Einsatz

Holzlager in einer Maschinenhalle in Denzlingen brennt

Andrea Drescher

Von Andrea Drescher

Do, 09. April 2020 um 16:15 Uhr

Denzlingen

Auch in Zeiten von Corona muss die Feuerwehr einsatzbereit sein, wie sich jetzt in Denzlingen zeigte: In der Halle eines Garten- und Landschaftsbaubetriebs hat es in der Nacht zum Donnerstag gebrannt.

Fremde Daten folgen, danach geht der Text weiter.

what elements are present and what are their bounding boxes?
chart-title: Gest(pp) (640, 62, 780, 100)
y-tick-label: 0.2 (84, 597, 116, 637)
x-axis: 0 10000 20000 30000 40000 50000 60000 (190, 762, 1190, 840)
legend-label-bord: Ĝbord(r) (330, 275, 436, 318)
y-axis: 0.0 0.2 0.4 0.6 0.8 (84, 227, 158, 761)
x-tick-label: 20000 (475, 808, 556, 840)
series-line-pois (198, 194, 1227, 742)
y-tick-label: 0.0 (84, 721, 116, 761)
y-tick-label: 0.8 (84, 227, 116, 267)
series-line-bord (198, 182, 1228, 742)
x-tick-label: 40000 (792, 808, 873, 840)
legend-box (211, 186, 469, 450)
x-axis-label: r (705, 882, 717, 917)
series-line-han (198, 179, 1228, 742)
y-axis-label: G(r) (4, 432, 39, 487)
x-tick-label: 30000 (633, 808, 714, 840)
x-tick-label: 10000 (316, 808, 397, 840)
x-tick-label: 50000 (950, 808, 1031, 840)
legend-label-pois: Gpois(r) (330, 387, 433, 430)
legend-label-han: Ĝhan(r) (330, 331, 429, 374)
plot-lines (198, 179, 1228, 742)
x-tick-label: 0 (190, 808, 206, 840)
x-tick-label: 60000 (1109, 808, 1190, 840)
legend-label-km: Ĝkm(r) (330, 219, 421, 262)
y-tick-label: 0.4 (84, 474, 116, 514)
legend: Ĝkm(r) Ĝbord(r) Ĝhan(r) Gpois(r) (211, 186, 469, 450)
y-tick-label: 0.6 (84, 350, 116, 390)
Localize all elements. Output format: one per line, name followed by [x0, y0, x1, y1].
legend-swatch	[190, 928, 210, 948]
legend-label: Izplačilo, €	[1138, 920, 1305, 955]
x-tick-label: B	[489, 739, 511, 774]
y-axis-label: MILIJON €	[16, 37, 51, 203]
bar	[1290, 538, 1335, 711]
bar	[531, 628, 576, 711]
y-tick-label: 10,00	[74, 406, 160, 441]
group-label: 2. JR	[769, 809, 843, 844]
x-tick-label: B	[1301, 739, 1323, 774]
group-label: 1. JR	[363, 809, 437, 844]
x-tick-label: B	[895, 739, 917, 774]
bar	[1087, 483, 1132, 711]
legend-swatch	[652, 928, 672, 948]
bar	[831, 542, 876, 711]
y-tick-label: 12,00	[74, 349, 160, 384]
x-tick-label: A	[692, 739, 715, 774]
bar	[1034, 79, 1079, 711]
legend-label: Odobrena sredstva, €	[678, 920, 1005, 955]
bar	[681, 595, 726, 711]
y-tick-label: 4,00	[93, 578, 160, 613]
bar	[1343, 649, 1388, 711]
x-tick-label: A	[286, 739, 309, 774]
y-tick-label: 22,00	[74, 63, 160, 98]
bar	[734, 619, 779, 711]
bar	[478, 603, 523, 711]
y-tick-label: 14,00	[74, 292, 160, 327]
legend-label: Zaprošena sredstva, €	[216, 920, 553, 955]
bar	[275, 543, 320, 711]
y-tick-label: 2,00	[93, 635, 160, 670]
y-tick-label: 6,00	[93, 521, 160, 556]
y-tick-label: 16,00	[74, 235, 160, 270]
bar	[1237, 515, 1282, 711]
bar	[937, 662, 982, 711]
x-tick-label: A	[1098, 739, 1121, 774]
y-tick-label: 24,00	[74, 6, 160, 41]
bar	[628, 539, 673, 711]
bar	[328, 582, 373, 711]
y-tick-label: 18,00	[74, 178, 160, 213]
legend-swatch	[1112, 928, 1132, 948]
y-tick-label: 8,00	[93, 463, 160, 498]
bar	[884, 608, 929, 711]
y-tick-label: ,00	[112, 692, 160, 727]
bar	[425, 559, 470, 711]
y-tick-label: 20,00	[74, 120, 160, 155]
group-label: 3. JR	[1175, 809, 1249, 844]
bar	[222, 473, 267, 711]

Einer Polizeistreife war gegen 1.45 Uhr Brandgeruch aufgefallen. Die Beamten informierten daraufhin die Wehr, gemeldet wurde ein Carportbrand. Gleichzeitig teilte ein Passant über die Integrierte Leitstelle ein Feuer in der Robert-Bosch-Straße mit. Als die Feuerwehr dort eintraf, mussten bereits meterhoch aus einem Holzlager im Halleninneren lodernde Flammen gelöscht werden. Das Dach war bereits geborsten. Erschwerend kam hinzu, dass das Areal direkt an der Rheintalbahn liegt und dass eine angrenzende Werkstatt geschützt werden musste.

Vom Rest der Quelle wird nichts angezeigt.